Cale also distinguished himself by commandeering a small boat and leading two other sailors in pulling survivors — and the dead and dying — from among the patches of burning oil in the harbor. Cale’s training as a diver then got him assigned to the team that spent several days removing human remains from the sunken wreck of the USS Arizona.

Pearl Harbor was only the start of Cale’s wartime serv­ice. He was sent to Guadalcanal in the South Pacific to serve as a medical corpsman with the Marines, and later as the pharmacist’s mate aboard a submarine.

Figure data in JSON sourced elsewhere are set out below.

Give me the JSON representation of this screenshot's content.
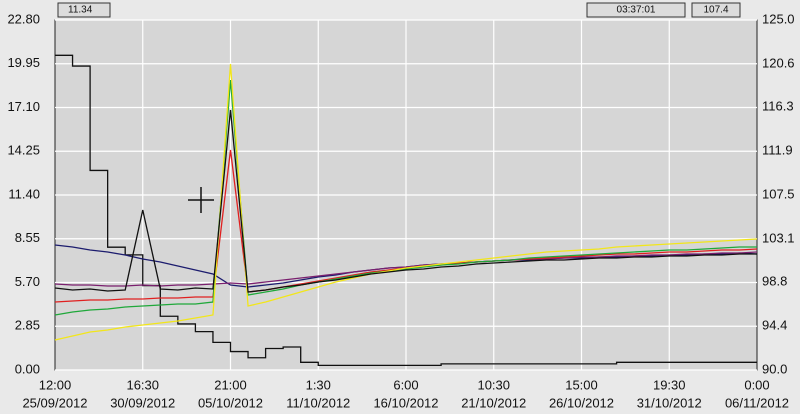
{
  "chart_data": {
    "type": "line",
    "readouts": {
      "left": "11.34",
      "time": "03:37:01",
      "right": "107.4"
    },
    "x_ticks": [
      {
        "time": "12:00",
        "date": "25/09/2012"
      },
      {
        "time": "16:30",
        "date": "30/09/2012"
      },
      {
        "time": "21:00",
        "date": "05/10/2012"
      },
      {
        "time": "1:30",
        "date": "11/10/2012"
      },
      {
        "time": "6:00",
        "date": "16/10/2012"
      },
      {
        "time": "10:30",
        "date": "21/10/2012"
      },
      {
        "time": "15:00",
        "date": "26/10/2012"
      },
      {
        "time": "19:30",
        "date": "31/10/2012"
      },
      {
        "time": "0:00",
        "date": "06/11/2012"
      }
    ],
    "ylim": [
      0,
      22.8
    ],
    "yticks": [
      {
        "value": 0,
        "label": "0.00"
      },
      2.85,
      {
        "value": 5.7,
        "label": "5.70"
      },
      8.55,
      {
        "value": 11.4,
        "label": "11.40"
      },
      14.25,
      {
        "value": 17.1,
        "label": "17.10"
      },
      19.95,
      {
        "value": 22.8,
        "label": "22.80"
      }
    ],
    "y2lim": [
      90,
      125
    ],
    "y2ticks": [
      {
        "value": 90,
        "label": "90.0"
      },
      94.4,
      98.8,
      103.1,
      107.5,
      111.9,
      116.3,
      120.6,
      {
        "value": 125,
        "label": "125.0"
      }
    ],
    "grid": true,
    "series": [
      {
        "color": "#111111",
        "axis": "y",
        "step": true,
        "values": [
          20.5,
          19.8,
          13.0,
          8.0,
          7.5,
          5.5,
          3.5,
          3.0,
          2.5,
          1.8,
          1.2,
          0.8,
          1.4,
          1.5,
          0.5,
          0.3,
          0.3,
          0.3,
          0.3,
          0.3,
          0.3,
          0.3,
          0.4,
          0.4,
          0.4,
          0.4,
          0.4,
          0.4,
          0.4,
          0.4,
          0.4,
          0.4,
          0.5,
          0.5,
          0.5,
          0.5,
          0.5,
          0.5,
          0.5,
          0.5,
          0.5
        ]
      },
      {
        "color": "#1c1c6e",
        "axis": "y2",
        "values": [
          102.5,
          102.3,
          102.0,
          101.8,
          101.5,
          101.1,
          100.8,
          100.4,
          100.0,
          99.6,
          98.5,
          98.3,
          98.5,
          98.7,
          99.0,
          99.3,
          99.5,
          99.8,
          100.0,
          100.2,
          100.3,
          100.5,
          100.6,
          100.7,
          100.8,
          100.9,
          101.0,
          101.0,
          101.1,
          101.2,
          101.2,
          101.3,
          101.3,
          101.4,
          101.4,
          101.5,
          101.5,
          101.6,
          101.6,
          101.7,
          101.6
        ]
      },
      {
        "color": "#7a1f6e",
        "axis": "y2",
        "values": [
          98.6,
          98.5,
          98.5,
          98.4,
          98.4,
          98.5,
          98.4,
          98.5,
          98.5,
          98.6,
          98.7,
          98.6,
          98.8,
          99.0,
          99.2,
          99.4,
          99.6,
          99.8,
          100.0,
          100.2,
          100.3,
          100.5,
          100.6,
          100.7,
          100.8,
          100.9,
          101.0,
          101.1,
          101.1,
          101.2,
          101.3,
          101.3,
          101.4,
          101.4,
          101.5,
          101.5,
          101.6,
          101.6,
          101.7,
          101.7,
          101.8
        ]
      },
      {
        "color": "#e02020",
        "axis": "y2",
        "values": [
          96.8,
          96.9,
          97.0,
          97.0,
          97.1,
          97.1,
          97.2,
          97.2,
          97.3,
          97.3,
          112.0,
          97.8,
          98.0,
          98.3,
          98.6,
          98.9,
          99.2,
          99.5,
          99.8,
          100.0,
          100.2,
          100.4,
          100.5,
          100.7,
          100.8,
          100.9,
          101.0,
          101.1,
          101.2,
          101.3,
          101.4,
          101.5,
          101.6,
          101.6,
          101.7,
          101.8,
          101.8,
          101.9,
          102.0,
          102.0,
          102.1
        ]
      },
      {
        "color": "#1fa83a",
        "axis": "y2",
        "values": [
          95.5,
          95.8,
          96.0,
          96.1,
          96.3,
          96.4,
          96.5,
          96.6,
          96.6,
          96.8,
          119.0,
          97.5,
          97.8,
          98.1,
          98.5,
          98.8,
          99.1,
          99.4,
          99.7,
          99.9,
          100.1,
          100.3,
          100.5,
          100.6,
          100.8,
          100.9,
          101.0,
          101.2,
          101.3,
          101.4,
          101.5,
          101.6,
          101.7,
          101.8,
          101.9,
          102.0,
          102.0,
          102.1,
          102.2,
          102.3,
          102.3
        ]
      },
      {
        "color": "#f2e61a",
        "axis": "y2",
        "values": [
          93.0,
          93.4,
          93.8,
          94.0,
          94.3,
          94.5,
          94.7,
          94.9,
          95.2,
          95.5,
          120.6,
          96.4,
          96.8,
          97.3,
          97.8,
          98.3,
          98.8,
          99.2,
          99.6,
          99.9,
          100.2,
          100.4,
          100.6,
          100.8,
          101.0,
          101.2,
          101.4,
          101.6,
          101.8,
          101.9,
          102.0,
          102.1,
          102.3,
          102.4,
          102.5,
          102.6,
          102.7,
          102.8,
          102.9,
          103.0,
          103.1
        ]
      },
      {
        "color": "#111111",
        "axis": "y2",
        "values": [
          98.2,
          98.0,
          98.1,
          97.9,
          98.0,
          106.0,
          98.1,
          98.0,
          98.2,
          98.1,
          116.0,
          97.8,
          98.0,
          98.3,
          98.5,
          98.8,
          99.0,
          99.3,
          99.6,
          99.8,
          100.0,
          100.1,
          100.3,
          100.4,
          100.6,
          100.7,
          100.8,
          100.9,
          101.0,
          101.0,
          101.1,
          101.2,
          101.2,
          101.3,
          101.3,
          101.4,
          101.4,
          101.5,
          101.5,
          101.6,
          101.6
        ]
      }
    ]
  }
}
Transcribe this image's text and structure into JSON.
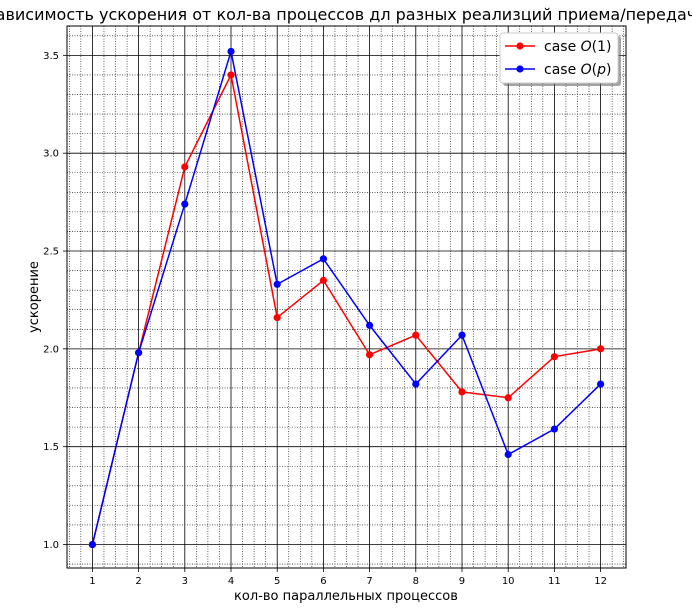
{
  "chart_data": {
    "type": "line",
    "title": "Зависимость ускорения от кол-ва процессов дл разных реализций приема/передачи",
    "xlabel": "кол-во параллельных процессов",
    "ylabel": "ускорение",
    "x": [
      1,
      2,
      3,
      4,
      5,
      6,
      7,
      8,
      9,
      10,
      11,
      12
    ],
    "xlim": [
      0.45,
      12.55
    ],
    "ylim": [
      0.88,
      3.65
    ],
    "yticks": [
      1.0,
      1.5,
      2.0,
      2.5,
      3.0,
      3.5
    ],
    "ytick_labels": [
      "1.0",
      "1.5",
      "2.0",
      "2.5",
      "3.0",
      "3.5"
    ],
    "xtick_labels": [
      "1",
      "2",
      "3",
      "4",
      "5",
      "6",
      "7",
      "8",
      "9",
      "10",
      "11",
      "12"
    ],
    "grid": true,
    "legend_position": "top-right",
    "series": [
      {
        "name_prefix": "case ",
        "name_math": "O(1)",
        "name_math_parts": [
          "O",
          "(1)"
        ],
        "color": "#ff0000",
        "values": [
          1.0,
          1.98,
          2.93,
          3.4,
          2.16,
          2.35,
          1.97,
          2.07,
          1.78,
          1.75,
          1.96,
          2.0
        ]
      },
      {
        "name_prefix": "case ",
        "name_math": "O(p)",
        "name_math_parts": [
          "O",
          "(",
          "p",
          ")"
        ],
        "color": "#0000ff",
        "values": [
          1.0,
          1.98,
          2.74,
          3.52,
          2.33,
          2.46,
          2.12,
          1.82,
          2.07,
          1.46,
          1.59,
          1.82
        ]
      }
    ]
  }
}
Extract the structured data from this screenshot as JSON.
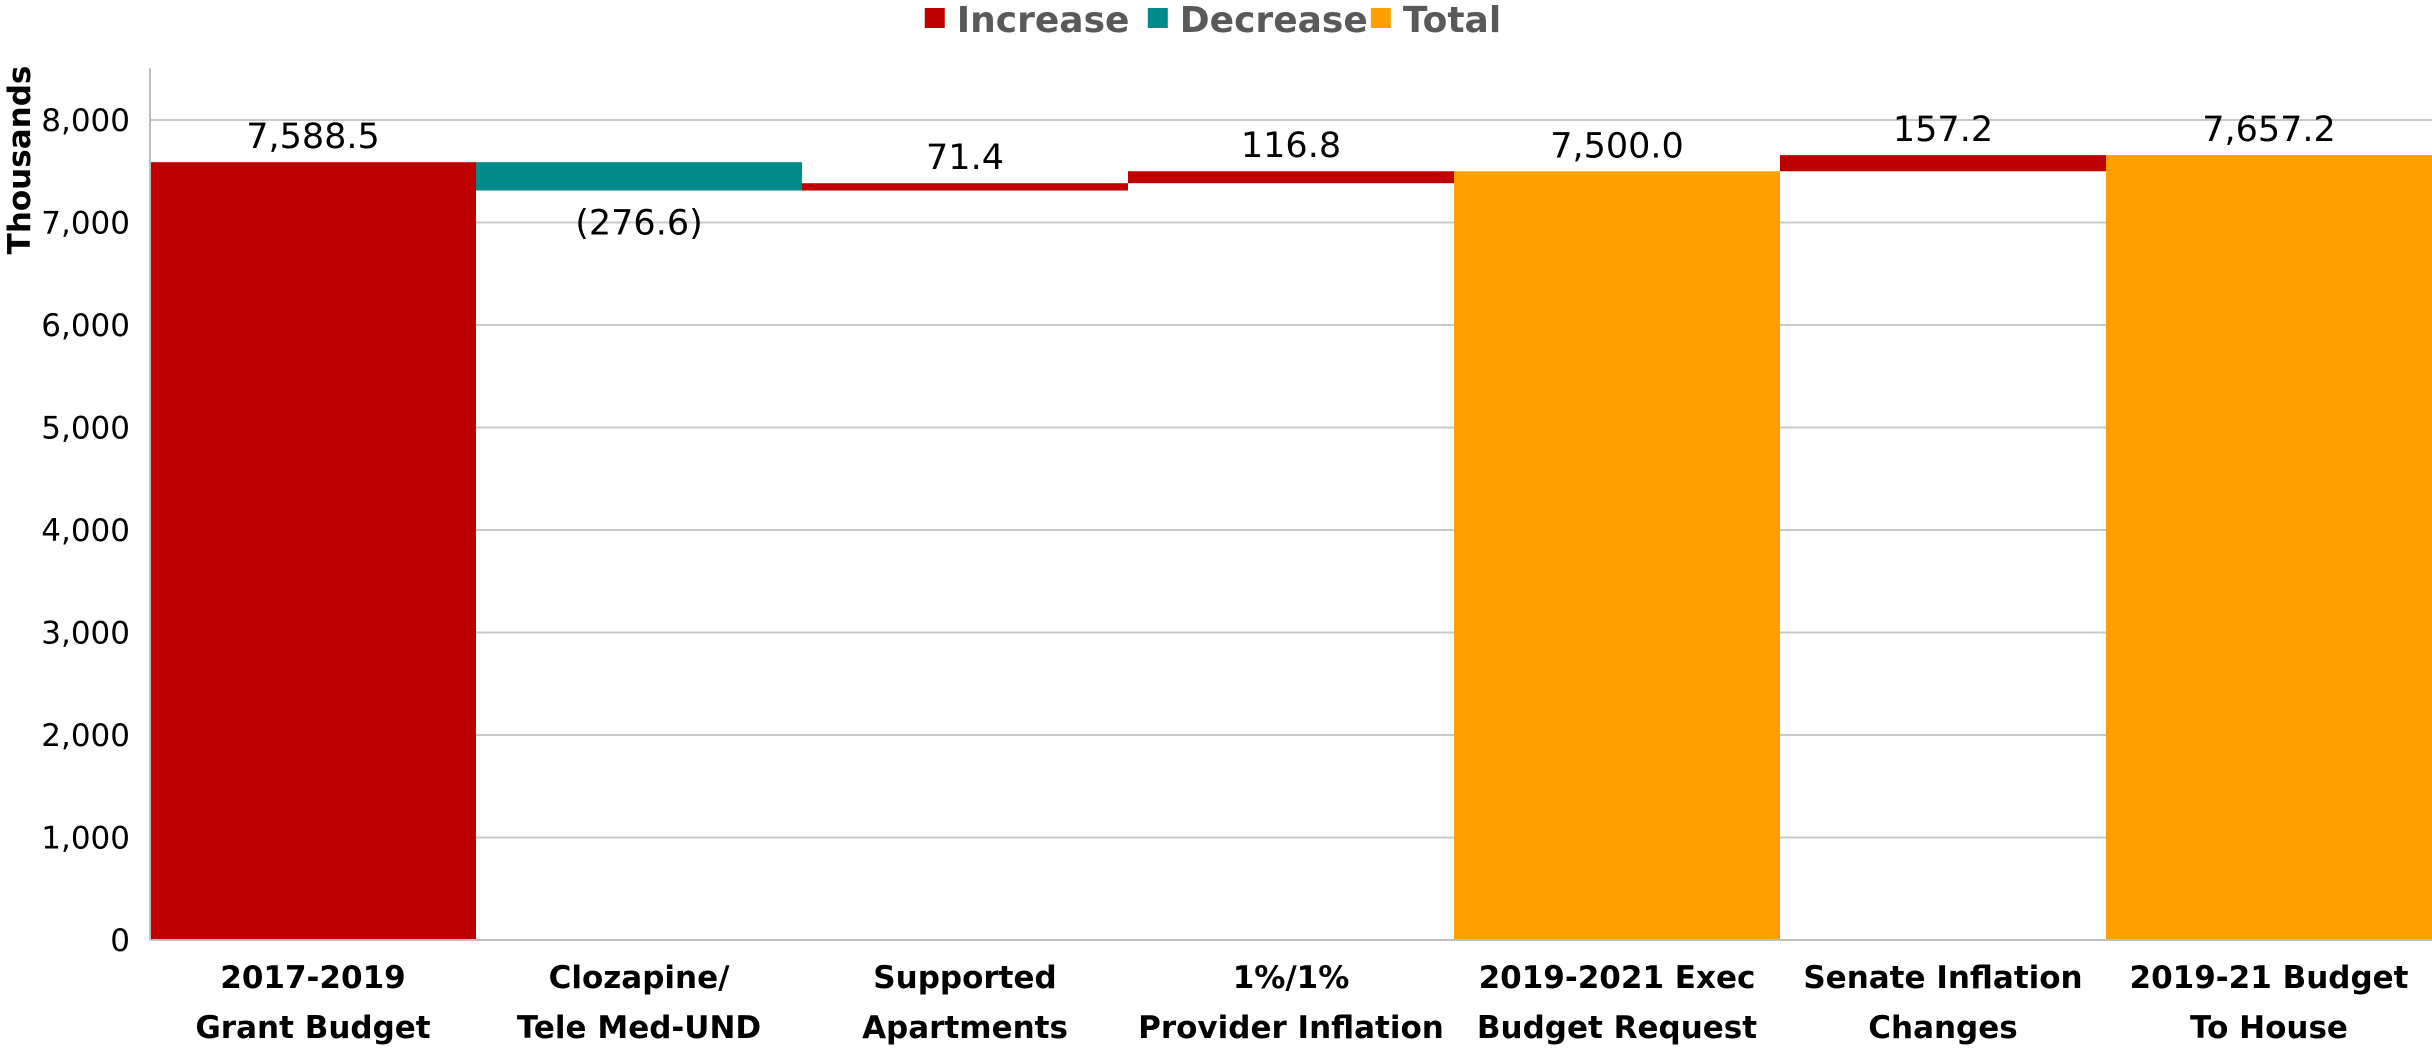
{
  "chart_data": {
    "type": "waterfall",
    "title": "",
    "xlabel": "",
    "ylabel": "Thousands",
    "ylim": [
      0,
      8000
    ],
    "yticks": [
      0,
      1000,
      2000,
      3000,
      4000,
      5000,
      6000,
      7000,
      8000
    ],
    "ytick_labels": [
      "0",
      "1,000",
      "2,000",
      "3,000",
      "4,000",
      "5,000",
      "6,000",
      "7,000",
      "8,000"
    ],
    "grid": true,
    "legend": {
      "placement": "top-center",
      "items": [
        {
          "label": "Increase",
          "color": "#C00000"
        },
        {
          "label": "Decrease",
          "color": "#008B8B"
        },
        {
          "label": "Total",
          "color": "#FF9F00"
        }
      ]
    },
    "categories": [
      [
        "2017-2019",
        "Grant Budget"
      ],
      [
        "Clozapine/",
        "Tele Med-UND"
      ],
      [
        "Supported",
        "Apartments"
      ],
      [
        "1%/1%",
        "Provider Inflation"
      ],
      [
        "2019-2021 Exec",
        "Budget Request"
      ],
      [
        "Senate Inflation",
        "Changes"
      ],
      [
        "2019-21 Budget",
        "To House"
      ]
    ],
    "points": [
      {
        "kind": "increase",
        "start": 0,
        "end": 7588.5,
        "label": "7,588.5"
      },
      {
        "kind": "decrease",
        "start": 7588.5,
        "end": 7311.9,
        "label": "(276.6)"
      },
      {
        "kind": "increase",
        "start": 7311.9,
        "end": 7383.3,
        "label": "71.4"
      },
      {
        "kind": "increase",
        "start": 7383.3,
        "end": 7500.1,
        "label": "116.8"
      },
      {
        "kind": "total",
        "start": 0,
        "end": 7500.0,
        "label": "7,500.0"
      },
      {
        "kind": "increase",
        "start": 7500.0,
        "end": 7657.2,
        "label": "157.2"
      },
      {
        "kind": "total",
        "start": 0,
        "end": 7657.2,
        "label": "7,657.2"
      }
    ]
  }
}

In 1948, Cale transferred to the Army and saw war-zone service in Korea and Vietnam. He retired with the rank of command sergeant major.

Sterling Ventula Cale says he and his sister wondered for years why their father stayed away from the ocean when they went to the beach.

“I finally asked my father 20 or 30 years later, and he said that whenever he stepped in or touched the Pacific, he’d immediately go back to Dec. 7, the burning flash in the burning oil and all that stuff. The PTSD. Because he was a strong swimmer he had to swim under the burning oil to get these guys — skin falling off, some already dead, some badly wounded, some dying.”

Following his retirement from government service, Cale became a popular volunteer at the Pearl Harbor Visitor Center, speaking to school groups, signing copies of his book, “A True American: The Story of a Pearl Harbor Survivor, World War II, Korean and Vietnam War Veteran,” for visitors from around the world, and celebrating birthdays with family members and well-wishers outside the park bookstore.

“My father was a very humble guy,” Sterling Ventula Cale said. “Like most of the servicemen of that era, they never said anything about their wartime experiences. Then one day we’re over here at the battleship Missouri with his grandsons, and he was talking to them about the signing (of the surrender documents Sept. 2, 1945), and other people on the ship heard him and they all started gathering around him. Someone asked ‘Were you there?’ and he said ‘Yes, I was,’ and he started talking about his experiences on Dec. 7 itself and all of those things.”

“But remember, he’s been through three wars, and we’re just talking about one battle in one of them.”

Cale celebrated his 102nd birthday in November.

Survivors also include his daughter, Estralita Cale Hoover, four grandchildren and four great-grandchildren.

Funeral services will be held March 7 at Hawaii State Veterans Cemetery in Kaneohe.